Armed with the requisite general information, the committee should next contact representatives of the local blood banking system and members of the hospital staff concerned with blood procurement to obtain precise information about the local situation and system. As part of its study of the community's current blood program, the committee will want to ascertain to what extent volunteers are already involved in assisting the blood banking system. Where the community's blood program is already receiving extensive volunteer assistance, the auxiliary should consider supplementing that effort rather than embarking on an independent program. Having completed its preliminary studies, the committee is ready to consider particular programs through which the auxiliary may appropriately assist its hospital and/or the local blood bank in obtaining voluntary donations and replacement of blood. Five programs are discussed in this booklet: the Community Information Program; the Blood Replacement Program in the Hospital; the Predeposit Blood Assurance Program; Standby Donor Recruitment Program; and Volunteer Assistance at the Donor Site. In deciding which program, or combination of programs, it wishes to recommend to the auxiliary for implementation, the committee should rely heavily on the advice of the appropriate hospital representatives and the administrators of the local blood banking system. Only with such advice can the committee reach the right decision, and only with the approval and cooperation of both the hospital and the local blood bank can the auxiliary implement this decision. The committee should also take into account the willingness of the auxiliary to support a blood program, for no blood program can be a onetime effort. The need for blood is constant, all year, every year. If the auxiliary commits itself to a program to support the voluntary donation and replacement of blood, it must determine that this will become permanent, to be continued year after year,
Up to the moment when the committee on blood makes its recommendation to the auxiliary, it has functioned as a study group. Once the recommendation has received both auxiliary and hospital approval, the committee becomes an action group, charged with implementing the program it has developed. At this point, it will want to involve others who have special skills or responsibilities. For example, the assistance of the auxiliary's community relations committee is essential to a community information program on blood or in a predeposit blood assurance program; the auxiliary's volunteer services committee and/or the hospital's department of volunteer services should be called upon for assistance in a program of blood replacement in the hospital or of volunteer assistance at the donor site.

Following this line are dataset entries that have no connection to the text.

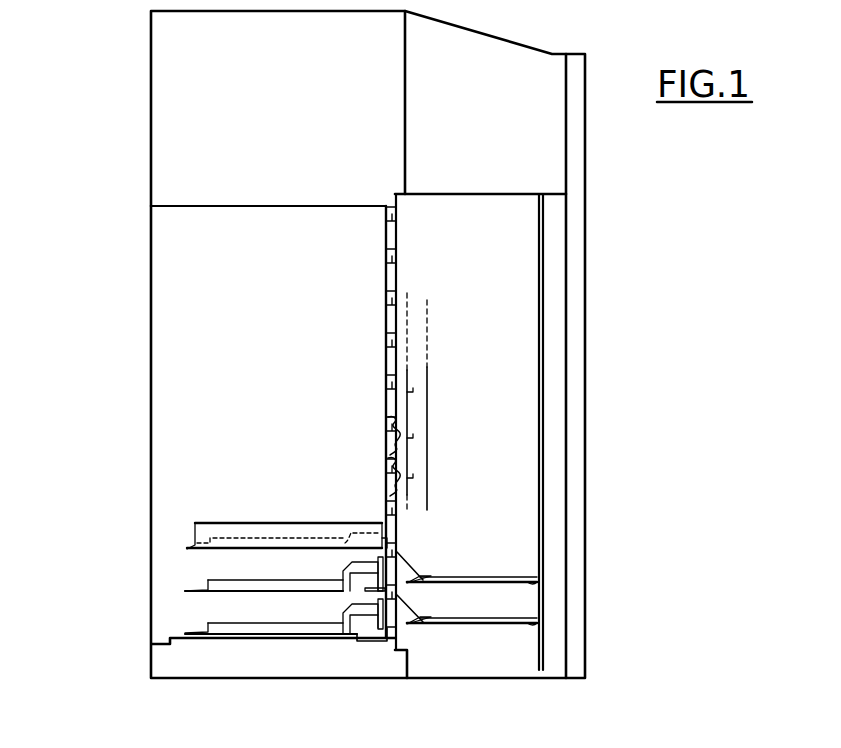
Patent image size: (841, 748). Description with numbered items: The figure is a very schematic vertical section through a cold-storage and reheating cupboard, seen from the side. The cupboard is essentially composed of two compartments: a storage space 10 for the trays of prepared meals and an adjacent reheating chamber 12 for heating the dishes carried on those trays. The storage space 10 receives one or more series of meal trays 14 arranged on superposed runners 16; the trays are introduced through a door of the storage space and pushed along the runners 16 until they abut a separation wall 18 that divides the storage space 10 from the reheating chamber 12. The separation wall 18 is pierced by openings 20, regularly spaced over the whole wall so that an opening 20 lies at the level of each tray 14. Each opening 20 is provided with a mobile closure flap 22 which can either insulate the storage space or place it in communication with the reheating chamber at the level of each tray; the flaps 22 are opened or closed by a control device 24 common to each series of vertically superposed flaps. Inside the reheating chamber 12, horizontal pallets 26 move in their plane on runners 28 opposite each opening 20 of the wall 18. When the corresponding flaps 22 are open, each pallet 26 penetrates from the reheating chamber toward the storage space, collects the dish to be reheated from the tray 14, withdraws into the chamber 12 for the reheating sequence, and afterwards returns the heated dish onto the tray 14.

The storage space 10 is at (270, 423).
The reheating chamber 12 is at (490, 423).
The meal tray 14 is at (238, 532).
The runners 16 is at (235, 628).
The separation wall 18 is at (382, 278).
The openings 20 is at (386, 324).
The mobile closure flap 22 is at (387, 418).
The control device 24 is at (425, 460).
The horizontal pallets 26 is at (470, 577).
The runners 28 is at (435, 578).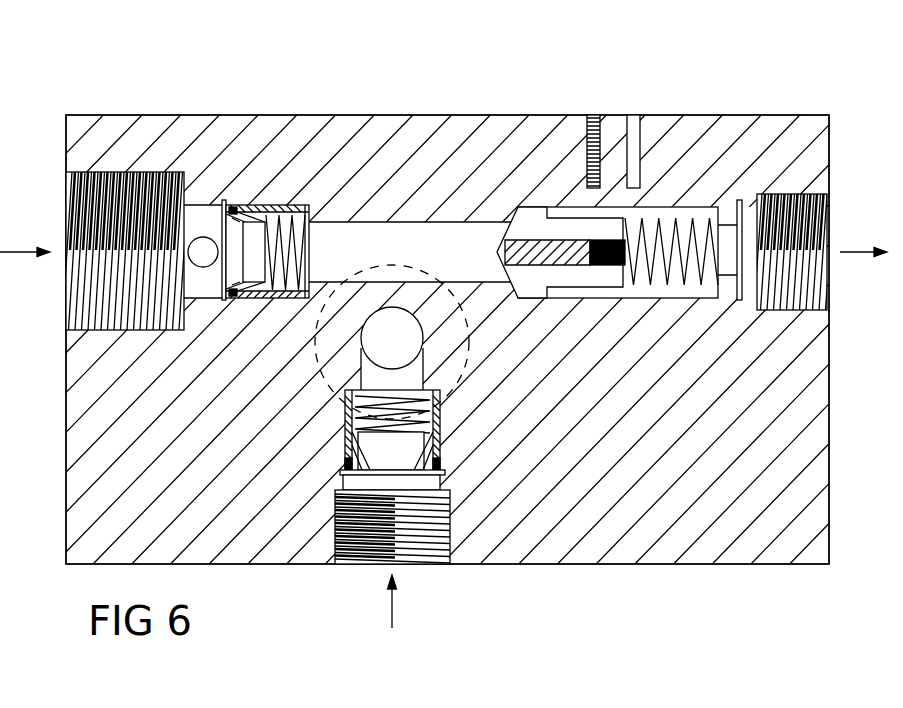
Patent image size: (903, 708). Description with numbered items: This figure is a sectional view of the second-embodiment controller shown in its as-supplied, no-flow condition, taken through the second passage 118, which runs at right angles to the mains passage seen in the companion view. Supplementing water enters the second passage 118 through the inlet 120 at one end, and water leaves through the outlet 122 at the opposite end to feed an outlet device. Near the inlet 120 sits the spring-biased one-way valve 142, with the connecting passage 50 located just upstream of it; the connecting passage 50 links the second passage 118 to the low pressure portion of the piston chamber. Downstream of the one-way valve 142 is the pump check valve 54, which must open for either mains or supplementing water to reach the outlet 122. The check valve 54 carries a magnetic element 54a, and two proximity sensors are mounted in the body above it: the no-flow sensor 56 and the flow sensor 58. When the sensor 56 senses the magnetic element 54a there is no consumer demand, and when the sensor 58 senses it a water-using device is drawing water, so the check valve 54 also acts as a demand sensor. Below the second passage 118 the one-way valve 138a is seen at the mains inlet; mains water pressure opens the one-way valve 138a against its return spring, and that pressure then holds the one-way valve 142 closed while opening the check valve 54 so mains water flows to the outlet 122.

The connecting passage 50 is at (208, 236).
The pump check valve 54 is at (536, 217).
The magnetic element 54a is at (600, 240).
The no flow proximity sensor 56 is at (595, 113).
The flow proximity sensor 58 is at (637, 112).
The second passage 118 is at (423, 236).
The inlet 120 is at (110, 288).
The outlet 122 is at (803, 226).
The one-way valve 138a is at (400, 459).
The one-way valve 142 is at (250, 240).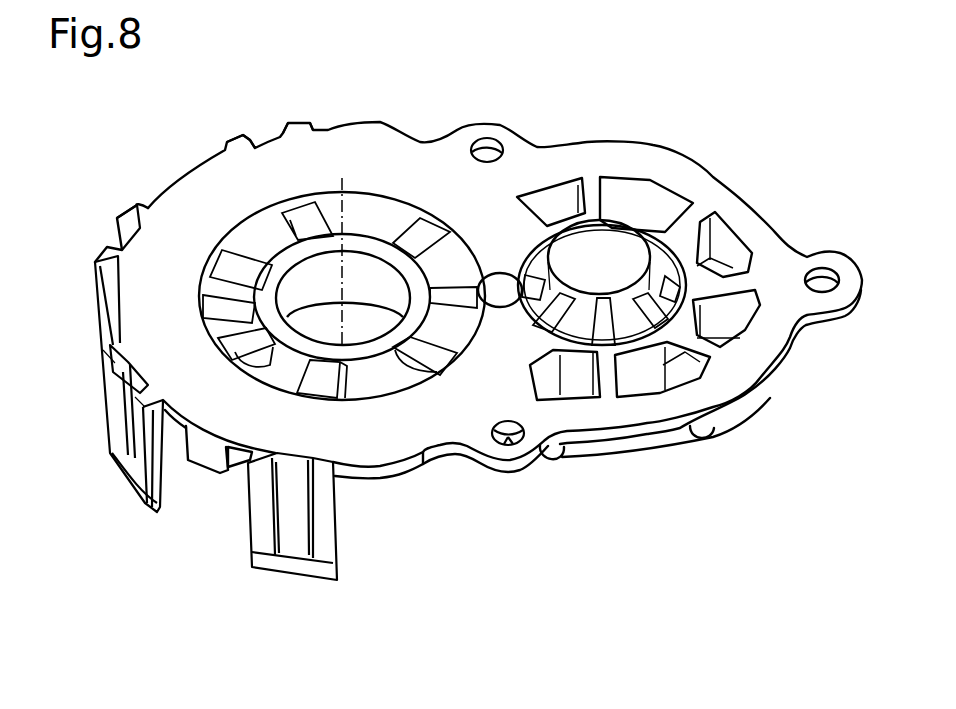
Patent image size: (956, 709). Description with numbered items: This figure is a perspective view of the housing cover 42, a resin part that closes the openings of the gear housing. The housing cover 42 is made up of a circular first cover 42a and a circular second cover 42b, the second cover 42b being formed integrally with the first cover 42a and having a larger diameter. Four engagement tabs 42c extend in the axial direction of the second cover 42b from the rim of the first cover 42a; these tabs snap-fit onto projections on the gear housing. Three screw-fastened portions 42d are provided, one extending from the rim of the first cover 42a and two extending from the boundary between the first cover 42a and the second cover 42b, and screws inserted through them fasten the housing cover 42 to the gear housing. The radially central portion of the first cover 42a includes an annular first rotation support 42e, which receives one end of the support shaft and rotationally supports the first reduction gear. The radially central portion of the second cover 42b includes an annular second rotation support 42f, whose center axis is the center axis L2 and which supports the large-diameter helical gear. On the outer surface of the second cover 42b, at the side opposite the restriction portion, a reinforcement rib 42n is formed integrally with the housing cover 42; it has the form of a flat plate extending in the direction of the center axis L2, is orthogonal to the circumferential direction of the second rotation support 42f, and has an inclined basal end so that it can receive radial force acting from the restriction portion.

The housing cover 42 is at (688, 152).
The first cover 42a is at (614, 152).
The second cover 42b is at (403, 160).
The engagement tab 42c is at (300, 127).
The screw-fastened portion 42d is at (487, 133).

In addition to the resources within its own auxiliary and within its hospital, the committee on blood should make good use of materials suggested in Appendixes III and IV of this pamphlet. The jacket that accompanies this pamphlet is provided as a place to keep supplementary materials such as those listed in Appendix III and IV. Appendix lll lists education and training materials related to blood and blood banking. These include publications, films, radio and television spot announcements, and a display. Some of them can be used to educate auxiliaries involved in the blood program, others to promote the voluntary donation and the replacement of blood, and still others have been included as examples of the kinds of materials that have been used in particular programs. Because many of these materials fall into the audiovisual category, and because audiovisual materials are excellent for educating, training, and motivating people, a list of publications and one film on the development and effective use of audiovisual tools, have been included in Appendix IV. Sources of blood supply vary from community to community, but the need for blood across the nation remains constant. Auxiliary efforts to support the voluntary donation and replacement of blood, whether the donations be made within the hospital walls or in the community at large, will result in benefits to the hospital, to its patients, and to the community.
Periodically, the AHA carries out surveys on interesting aspects of
the hospital field. Two recent surveys pertaining to blood banking are
In 1969, all registered hospitals were queried concerning
Almost 60% of hospitals in the United States were found to be served by auxiliaries, most commonly found in community hospitals. The number of hospitals which have auxiliaries and the size of the auxiliaries have remained approximately the same during the past decade. In 1968, there were more than one million auxiliary members who sponsored a variety of activities.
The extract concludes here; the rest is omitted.